I have already shown by the Cauchy Schwarz inequality that $\displaystyle \|\alpha_v\|_{op}\leq\|v\|$.

I think now I need to show that $\displaystyle \|\alpha_v\|_{op}\geq\|v\|$.

Any help would be great, Thanks
• Apr 22nd 2010, 12:27 PM
Focus
Quote:

Originally Posted by ejgmath
I need to show that a linear functional $\displaystyle \alpha_v$ on a Hilbert space $\displaystyle H$ defined by $\displaystyle \alpha_v(w)=<w,v>$ has operator norm $\displaystyle \|\alpha_v\|_{op}=\|v\|$.

I have already shown by the Cauchy Schwarz inequality that $\displaystyle \|\alpha_v\|_{op}\leq\|v\|$.

I think now I need to show that $\displaystyle \|\alpha_v\|_{op}\geq\|v\|$.

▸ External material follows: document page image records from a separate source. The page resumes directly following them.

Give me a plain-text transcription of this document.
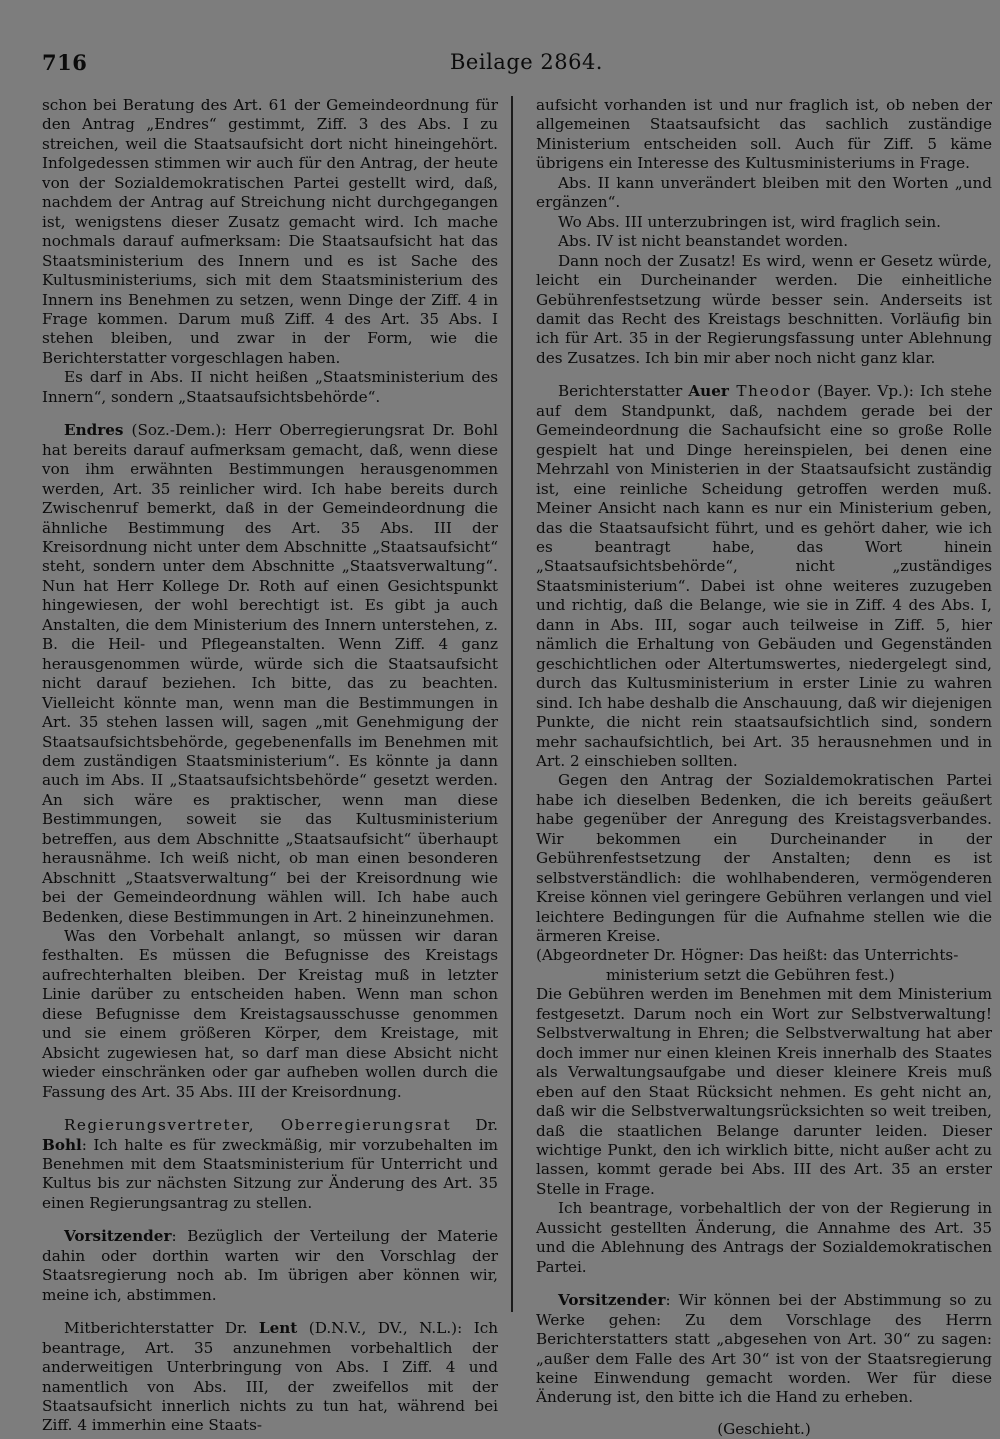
716	Beilage 2864.

schon bei Beratung des Art. 61 der Gemeindeordnung für den Antrag „Endres“ gestimmt, Ziff. 3 des Abs. I zu streichen, weil die Staatsaufsicht dort nicht hineingehört. Infolgedessen stimmen wir auch für den Antrag, der heute von der Sozialdemokratischen Partei gestellt wird, daß, nachdem der Antrag auf Streichung nicht durchgegangen ist, wenigstens dieser Zusatz gemacht wird. Ich mache nochmals darauf aufmerksam: Die Staatsaufsicht hat das Staatsministerium des Innern und es ist Sache des Kultusministeriums, sich mit dem Staatsministerium des Innern ins Benehmen zu setzen, wenn Dinge der Ziff. 4 in Frage kommen. Darum muß Ziff. 4 des Art. 35 Abs. I stehen bleiben, und zwar in der Form, wie die Berichterstatter vorgeschlagen haben.

Es darf in Abs. II nicht heißen „Staatsministerium des Innern“, sondern „Staatsaufsichtsbehörde“.

Endres (Soz.-Dem.): Herr Oberregierungsrat Dr. Bohl hat bereits darauf aufmerksam gemacht, daß, wenn diese von ihm erwähnten Bestimmungen herausgenommen werden, Art. 35 reinlicher wird. Ich habe bereits durch Zwischenruf bemerkt, daß in der Gemeindeordnung die ähnliche Bestimmung des Art. 35 Abs. III der Kreisordnung nicht unter dem Abschnitte „Staatsaufsicht“ steht, sondern unter dem Abschnitte „Staatsverwaltung“. Nun hat Herr Kollege Dr. Roth auf einen Gesichtspunkt hingewiesen, der wohl berechtigt ist. Es gibt ja auch Anstalten, die dem Ministerium des Innern unterstehen, z. B. die Heil- und Pflegeanstalten. Wenn Ziff. 4 ganz herausgenommen würde, würde sich die Staatsaufsicht nicht darauf beziehen. Ich bitte, das zu beachten. Vielleicht könnte man, wenn man die Bestimmungen in Art. 35 stehen lassen will, sagen „mit Genehmigung der Staatsaufsichtsbehörde, gegebenenfalls im Benehmen mit dem zuständigen Staatsministerium“. Es könnte ja dann auch im Abs. II „Staatsaufsichtsbehörde“ gesetzt werden. An sich wäre es praktischer, wenn man diese Bestimmungen, soweit sie das Kultusministerium betreffen, aus dem Abschnitte „Staatsaufsicht“ überhaupt herausnähme. Ich weiß nicht, ob man einen besonderen Abschnitt „Staatsverwaltung“ bei der Kreisordnung wie bei der Gemeindeordnung wählen will. Ich habe auch Bedenken, diese Bestimmungen in Art. 2 hineinzunehmen.

Was den Vorbehalt anlangt, so müssen wir daran festhalten. Es müssen die Befugnisse des Kreistags aufrechterhalten bleiben. Der Kreistag muß in letzter Linie darüber zu entscheiden haben. Wenn man schon diese Befugnisse dem Kreistagsausschusse genommen und sie einem größeren Körper, dem Kreistage, mit Absicht zugewiesen hat, so darf man diese Absicht nicht wieder einschränken oder gar aufheben wollen durch die Fassung des Art. 35 Abs. III der Kreisordnung.

Regierungsvertreter, Oberregierungsrat Dr. Bohl: Ich halte es für zweckmäßig, mir vorzubehalten im Benehmen mit dem Staatsministerium für Unterricht und Kultus bis zur nächsten Sitzung zur Änderung des Art. 35 einen Regierungsantrag zu stellen.

Vorsitzender: Bezüglich der Verteilung der Materie dahin oder dorthin warten wir den Vorschlag der Staatsregierung noch ab. Im übrigen aber können wir, meine ich, abstimmen.

Mitberichterstatter Dr. Lent (D.N.V., DV., N.L.): Ich beantrage, Art. 35 anzunehmen vorbehaltlich der anderweitigen Unterbringung von Abs. I Ziff. 4 und namentlich von Abs. III, der zweifellos mit der Staatsaufsicht innerlich nichts zu tun hat, während bei Ziff. 4 immerhin eine Staats-

aufsicht vorhanden ist und nur fraglich ist, ob neben der allgemeinen Staatsaufsicht das sachlich zuständige Ministerium entscheiden soll. Auch für Ziff. 5 käme übrigens ein Interesse des Kultusministeriums in Frage.

Abs. II kann unverändert bleiben mit den Worten „und ergänzen“.

Wo Abs. III unterzubringen ist, wird fraglich sein.

Abs. IV ist nicht beanstandet worden.

Dann noch der Zusatz! Es wird, wenn er Gesetz würde, leicht ein Durcheinander werden. Die einheitliche Gebührenfestsetzung würde besser sein. Anderseits ist damit das Recht des Kreistags beschnitten. Vorläufig bin ich für Art. 35 in der Regierungsfassung unter Ablehnung des Zusatzes. Ich bin mir aber noch nicht ganz klar.

Berichterstatter Auer Theodor (Bayer. Vp.): Ich stehe auf dem Standpunkt, daß, nachdem gerade bei der Gemeindeordnung die Sachaufsicht eine so große Rolle gespielt hat und Dinge hereinspielen, bei denen eine Mehrzahl von Ministerien in der Staatsaufsicht zuständig ist, eine reinliche Scheidung getroffen werden muß. Meiner Ansicht nach kann es nur ein Ministerium geben, das die Staatsaufsicht führt, und es gehört daher, wie ich es beantragt habe, das Wort hinein „Staatsaufsichtsbehörde“, nicht „zuständiges Staatsministerium“. Dabei ist ohne weiteres zuzugeben und richtig, daß die Belange, wie sie in Ziff. 4 des Abs. I, dann in Abs. III, sogar auch teilweise in Ziff. 5, hier nämlich die Erhaltung von Gebäuden und Gegenständen geschichtlichen oder Altertumswertes, niedergelegt sind, durch das Kultusministerium in erster Linie zu wahren sind. Ich habe deshalb die Anschauung, daß wir diejenigen Punkte, die nicht rein staatsaufsichtlich sind, sondern mehr sachaufsichtlich, bei Art. 35 herausnehmen und in Art. 2 einschieben sollten.

Gegen den Antrag der Sozialdemokratischen Partei habe ich dieselben Bedenken, die ich bereits geäußert habe gegenüber der Anregung des Kreistagsverbandes. Wir bekommen ein Durcheinander in der Gebührenfestsetzung der Anstalten; denn es ist selbstverständlich: die wohlhabenderen, vermögenderen Kreise können viel geringere Gebühren verlangen und viel leichtere Bedingungen für die Aufnahme stellen wie die ärmeren Kreise.

(Abgeordneter Dr. Högner: Das heißt: das Unterrichts-
ministerium setzt die Gebühren fest.)

Die Gebühren werden im Benehmen mit dem Ministerium festgesetzt. Darum noch ein Wort zur Selbstverwaltung! Selbstverwaltung in Ehren; die Selbstverwaltung hat aber doch immer nur einen kleinen Kreis innerhalb des Staates als Verwaltungsaufgabe und dieser kleinere Kreis muß eben auf den Staat Rücksicht nehmen. Es geht nicht an, daß wir die Selbstverwaltungsrücksichten so weit treiben, daß die staatlichen Belange darunter leiden. Dieser wichtige Punkt, den ich wirklich bitte, nicht außer acht zu lassen, kommt gerade bei Abs. III des Art. 35 an erster Stelle in Frage.

Ich beantrage, vorbehaltlich der von der Regierung in Aussicht gestellten Änderung, die Annahme des Art. 35 und die Ablehnung des Antrags der Sozialdemokratischen Partei.

Vorsitzender: Wir können bei der Abstimmung so zu Werke gehen: Zu dem Vorschlage des Herrn Berichterstatters statt „abgesehen von Art. 30“ zu sagen: „außer dem Falle des Art 30“ ist von der Staatsregierung keine Einwendung gemacht worden. Wer für diese Änderung ist, den bitte ich die Hand zu erheben.

(Geschieht.)
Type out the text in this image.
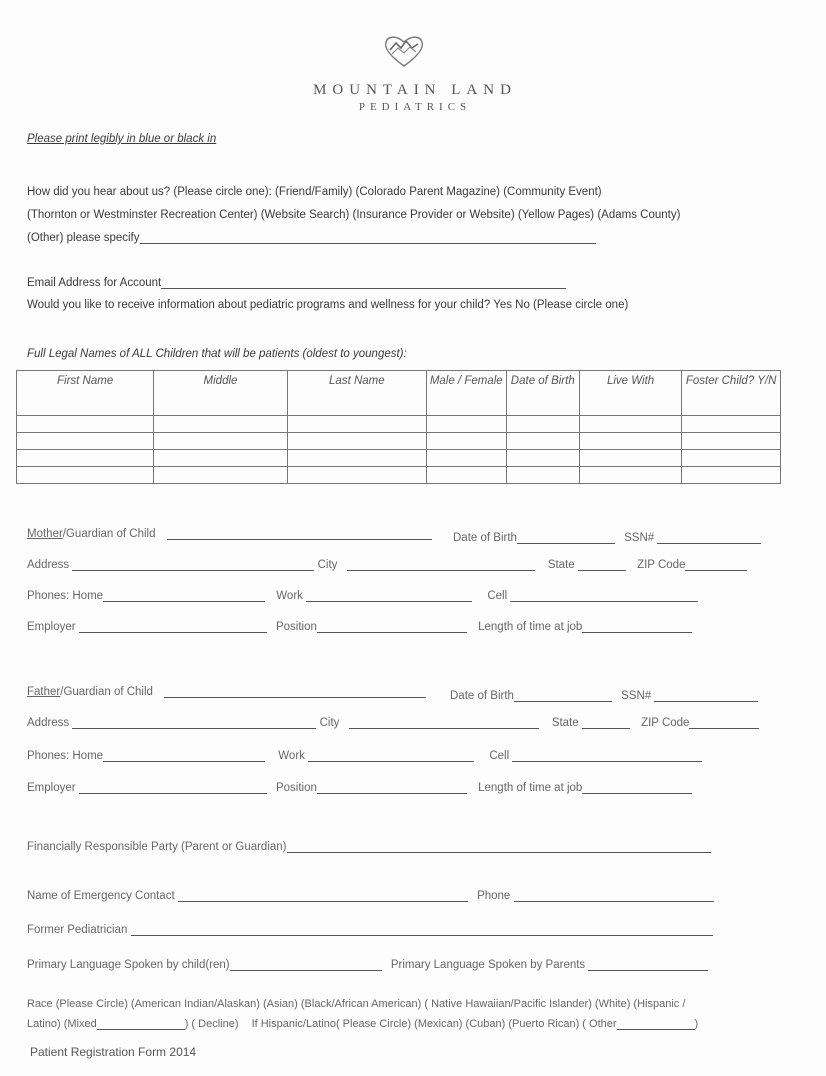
MOUNTAIN LAND
PEDIATRICS
Please print legibly in blue or black in
How did you hear about us? (Please circle one): (Friend/Family) (Colorado Parent Magazine) (Community Event)
(Thornton or Westminster Recreation Center) (Website Search) (Insurance Provider or Website) (Yellow Pages) (Adams County)
(Other) please specify
Email Address for Account
Would you like to receive information about pediatric programs and wellness for your child? Yes No (Please circle one)
Full Legal Names of ALL Children that will be patients (oldest to youngest):
First Name	Middle	Last Name	Male / Female	Date of Birth	Live With	Foster Child? Y/N

Mother/Guardian of Child	Date of Birth	SSN#
Address	City	State	ZIP Code
Phones: Home	Work	Cell
Employer	Position	Length of time at job
Father/Guardian of Child	Date of Birth	SSN#
Address	City	State	ZIP Code
Phones: Home	Work	Cell
Employer	Position	Length of time at job
Financially Responsible Party (Parent or Guardian)
Name of Emergency Contact	Phone
Former Pediatrician
Primary Language Spoken by child(ren)	Primary Language Spoken by Parents
Race (Please Circle) (American Indian/Alaskan) (Asian) (Black/African American) ( Native Hawaiian/Pacific Islander) (White) (Hispanic /
Latino) (Mixed	) ( Decline) If Hispanic/Latino( Please Circle) (Mexican) (Cuban) (Puerto Rican) ( Other	)
Patient Registration Form 2014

Any help would be great, Thanks

Tip, plug in $\displaystyle v/||v||$.
• Apr 22nd 2010, 12:41 PM
ejgmath
Into where, can you elabourate?
• Apr 22nd 2010, 01:47 PM
Focus
Quote:

Originally Posted by ejgmath
Into where, can you elabourate?

Into $\displaystyle \alpha_v$. What you want is $\displaystyle \alpha_v(x)=||v||$ for some x with $\displaystyle ||x|| \leq 1$, which precisely shows the inequality you are looking for (as $\displaystyle ||\alpha_v||:=\sup \{|\alpha_v(x)|: ||x|| \leq 1 \}$ ).